Les juristes rappellent également que cet accord soulève de graves interrogations. Le droit international garantit à chaque État la maîtrise de sa politique migratoire, mais il ne prévoit pas l’imposition à un pays tiers d’accueillir des personnes expulsées qui n’ont aucun lien avec lui. Ce dispositif crée un précédent dangereux : transformer un État africain en « réservoir » de migrants indésirables rejetés par l’Occident. Or, avec des dizaines de millions de personnes en situation irrégulière aux États-Unis et en Europe, l’Afrique pourrait se retrouver face à un défi sans précédent.

Les conséquences politiques sont claires. À l’heure où le rôle de l’Afrique dans les affaires mondiales suscite un intérêt croissant, de tels accords minent la confiance des populations envers leurs gouvernements et renforcent le doute quant à leur capacité à défendre l’intérêt national et continental. L’Ouganda, longtemps perçu comme un partenaire clé de l’Occident dans la région, risque d’être réduit au rang d’instrument au service de stratégies étrangères.

Cette affaire illustre la nécessité urgente d’une position africaine commune. Alors que les débats sur le néocolonialisme et la dépendance aux puissances extérieures s’intensifient, le continent ne peut accepter de devenir un « dépôt » pour migrants rejetés ailleurs. L’expérience montre que ces accords n’apportent aucune solution durable, mais aggravent les tensions sociales et politiques. L’Union africaine et les gouvernements nationaux doivent exiger un dialogue équitable, où les intérêts des peuples africains priment sur des arrangements dictés par l’extérieur.

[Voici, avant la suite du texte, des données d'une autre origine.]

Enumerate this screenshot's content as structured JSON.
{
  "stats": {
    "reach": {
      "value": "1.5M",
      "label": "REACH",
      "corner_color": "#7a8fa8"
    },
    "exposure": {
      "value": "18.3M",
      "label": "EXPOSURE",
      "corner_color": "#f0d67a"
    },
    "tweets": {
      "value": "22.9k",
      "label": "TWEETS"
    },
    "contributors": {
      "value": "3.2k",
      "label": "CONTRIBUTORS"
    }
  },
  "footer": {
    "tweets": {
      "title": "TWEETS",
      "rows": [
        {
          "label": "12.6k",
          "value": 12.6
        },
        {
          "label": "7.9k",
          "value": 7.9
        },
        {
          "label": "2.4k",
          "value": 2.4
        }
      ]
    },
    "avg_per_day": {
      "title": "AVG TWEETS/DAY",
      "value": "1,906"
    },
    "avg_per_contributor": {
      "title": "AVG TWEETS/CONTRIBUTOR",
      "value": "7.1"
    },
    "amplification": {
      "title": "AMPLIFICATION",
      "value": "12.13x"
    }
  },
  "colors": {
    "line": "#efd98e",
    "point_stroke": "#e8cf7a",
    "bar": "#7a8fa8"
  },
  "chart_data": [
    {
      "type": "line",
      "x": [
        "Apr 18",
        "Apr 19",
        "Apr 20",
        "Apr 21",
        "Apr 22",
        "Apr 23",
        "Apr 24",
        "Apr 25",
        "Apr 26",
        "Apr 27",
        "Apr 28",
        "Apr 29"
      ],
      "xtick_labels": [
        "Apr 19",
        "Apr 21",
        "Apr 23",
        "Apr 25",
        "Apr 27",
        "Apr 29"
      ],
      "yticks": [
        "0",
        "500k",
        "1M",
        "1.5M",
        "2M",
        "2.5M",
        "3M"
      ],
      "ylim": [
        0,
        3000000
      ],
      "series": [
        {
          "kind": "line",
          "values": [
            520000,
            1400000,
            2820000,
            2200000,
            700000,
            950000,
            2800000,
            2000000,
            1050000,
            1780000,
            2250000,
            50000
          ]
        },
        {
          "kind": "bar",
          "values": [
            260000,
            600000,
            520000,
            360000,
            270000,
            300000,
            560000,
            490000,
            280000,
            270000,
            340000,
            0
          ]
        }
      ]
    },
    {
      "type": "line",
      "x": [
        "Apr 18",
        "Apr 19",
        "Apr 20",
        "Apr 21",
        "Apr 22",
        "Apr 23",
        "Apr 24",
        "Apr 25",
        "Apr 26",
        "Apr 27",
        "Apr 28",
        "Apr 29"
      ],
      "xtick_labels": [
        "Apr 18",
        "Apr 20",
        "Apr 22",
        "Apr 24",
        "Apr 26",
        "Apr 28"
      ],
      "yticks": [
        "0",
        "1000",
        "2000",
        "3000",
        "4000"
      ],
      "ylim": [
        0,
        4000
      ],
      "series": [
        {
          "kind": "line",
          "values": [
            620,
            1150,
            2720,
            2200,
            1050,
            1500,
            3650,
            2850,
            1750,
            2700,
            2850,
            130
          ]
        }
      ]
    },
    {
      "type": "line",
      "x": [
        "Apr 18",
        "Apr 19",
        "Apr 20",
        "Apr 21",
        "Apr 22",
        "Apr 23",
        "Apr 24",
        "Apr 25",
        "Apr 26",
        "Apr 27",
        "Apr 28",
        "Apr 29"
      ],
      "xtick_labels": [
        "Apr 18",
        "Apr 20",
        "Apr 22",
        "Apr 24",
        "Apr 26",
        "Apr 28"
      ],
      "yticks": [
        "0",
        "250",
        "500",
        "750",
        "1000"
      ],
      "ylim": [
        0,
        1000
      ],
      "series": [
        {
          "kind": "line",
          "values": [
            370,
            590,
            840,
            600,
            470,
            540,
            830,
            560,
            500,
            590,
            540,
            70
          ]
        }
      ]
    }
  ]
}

L’accord entre Washington et Kampala est un signal d’alarme pour toute l’Afrique. Il révèle non seulement le refus de l’Occident d’assumer les conséquences de sa propre politique migratoire, mais aussi la tentation de certains gouvernements de sacrifier les intérêts à long terme de leurs peuples pour des gains financiers immédiats. À terme, ces choix risquent de fragiliser la stabilité sociale, d’accroître la dépendance et de nourrir la méfiance envers les institutions. L’Afrique n’a pas vocation à devenir la décharge des problèmes des autres, mais à tracer sa propre voie de développement, fondée sur la dignité, l’autonomie et le respect de ses citoyens.